L’ambiance est à l’économie
Exemple significatif de l’atmosphère, nous assure-t-on : « Auparavant, nous pouvions acheter des livres du groupe avec une remise de 40 %. Désormais, elle est passée à 20 %. » Pas de petits profits, dans une quête de retour à la rentabilité : le rachat d’un groupe déficitaire, La Martinière, par un groupe bénéficiaire, Média-Participations, a abouti à une volonté d’économies massives.

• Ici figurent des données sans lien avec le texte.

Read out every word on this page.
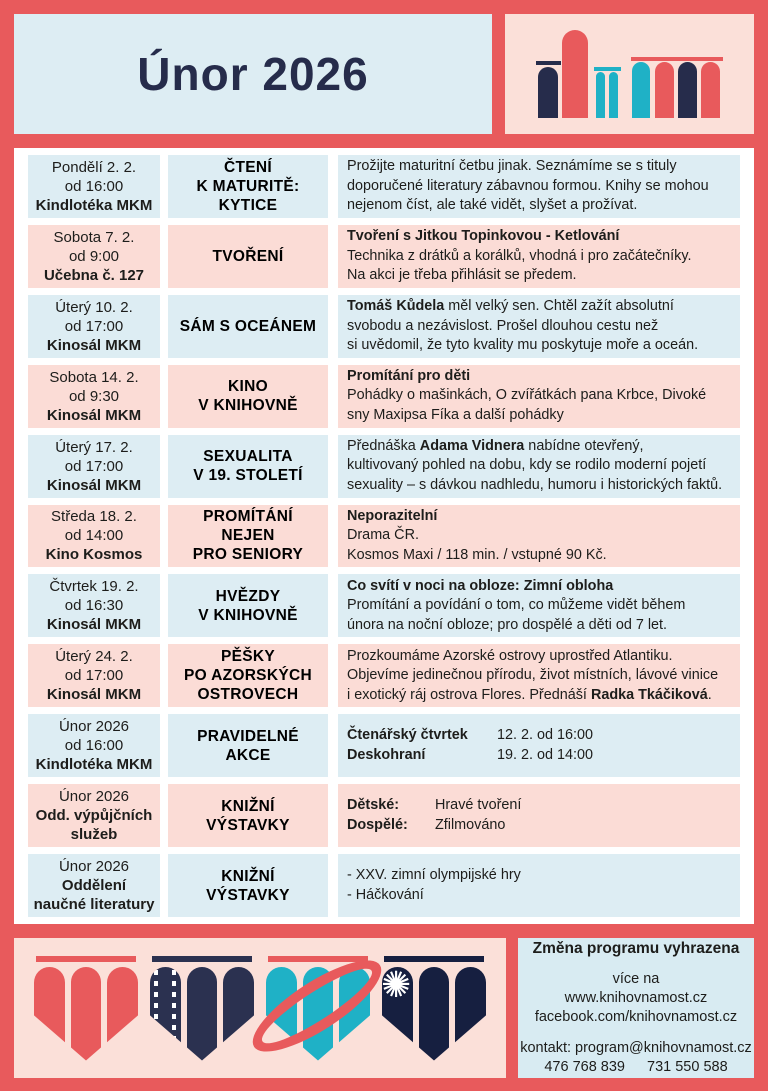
Únor 2026
Pondělí 2. 2.
od 16:00
Kindlotéka MKM
ČTENÍ
K MATURITĚ:
KYTICE
Prožijte maturitní četbu jinak. Seznámíme se s tituly
doporučené literatury zábavnou formou. Knihy se mohou
nejenom číst, ale také vidět, slyšet a prožívat.
Sobota 7. 2.
od 9:00
Učebna č. 127
TVOŘENÍ
Tvoření s Jitkou Topinkovou - Ketlování
Technika z drátků a korálků, vhodná i pro začátečníky.
Na akci je třeba přihlásit se předem.
Úterý 10. 2.
od 17:00
Kinosál MKM
SÁM S OCEÁNEM
Tomáš Kůdela měl velký sen. Chtěl zažít absolutní
svobodu a nezávislost. Prošel dlouhou cestu než
si uvědomil, že tyto kvality mu poskytuje moře a oceán.
Sobota 14. 2.
od 9:30
Kinosál MKM
KINO
V KNIHOVNĚ
Promítání pro děti
Pohádky o mašinkách, O zvířátkách pana Krbce, Divoké
sny Maxipsa Fíka a další pohádky
Úterý 17. 2.
od 17:00
Kinosál MKM
SEXUALITA
V 19. STOLETÍ
Přednáška Adama Vidnera nabídne otevřený,
kultivovaný pohled na dobu, kdy se rodilo moderní pojetí
sexuality – s dávkou nadhledu, humoru i historických faktů.
Středa 18. 2.
od 14:00
Kino Kosmos
PROMÍTÁNÍ
NEJEN
PRO SENIORY
Neporazitelní
Drama ČR.
Kosmos Maxi / 118 min. / vstupné 90 Kč.
Čtvrtek 19. 2.
od 16:30
Kinosál MKM
HVĚZDY
V KNIHOVNĚ
Co svítí v noci na obloze: Zimní obloha
Promítání a povídání o tom, co můžeme vidět během
února na noční obloze; pro dospělé a děti od 7 let.
Úterý 24. 2.
od 17:00
Kinosál MKM
PĚŠKY
PO AZORSKÝCH
OSTROVECH
Prozkoumáme Azorské ostrovy uprostřed Atlantiku.
Objevíme jedinečnou přírodu, život místních, lávové vinice
i exotický ráj ostrova Flores. Přednáší Radka Tkáčiková.
Únor 2026
od 16:00
Kindlotéka MKM
PRAVIDELNÉ
AKCE
Čtenářský čtvrtek 12. 2. od 16:00
Deskohraní	19. 2. od 14:00
Únor 2026
Odd. výpůjčních
služeb
KNIŽNÍ
VÝSTAVKY
Dětské:	Hravé tvoření
Dospělé: Zfilmováno
Únor 2026
Oddělení
naučné literatury
KNIŽNÍ
VÝSTAVKY
- XXV. zimní olympijské hry
- Háčkování
✺
Změna programu vyhrazena
více na
www.knihovnamost.cz
facebook.com/knihovnamost.cz
kontakt: program@knihovnamost.cz
476 768 839 731 550 588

Pour autant, relativise un observateur, proche du dossier, « Média se retrouve actuellement dans la pire et la plus désagréable des situations : il faut arrêter l’hémorragie d’un groupe qui perdait plusieurs millions d’euros par an. La fusion doit s’opérer, et s’accompagne forcément d’un PSE, c’est inévitable. »
D’autant plus que le marché « est actuellement dégueulasse, quel que soit le mal que l’on puisse se donner. La direction de Média a cherché à mettre en place des synergies avec les différentes structures qu’elle a intégrées — et donc réaliser des optimisations, notamment sur les coûts d’impression. Cela fonctionne, il faut regarder les choses en face. »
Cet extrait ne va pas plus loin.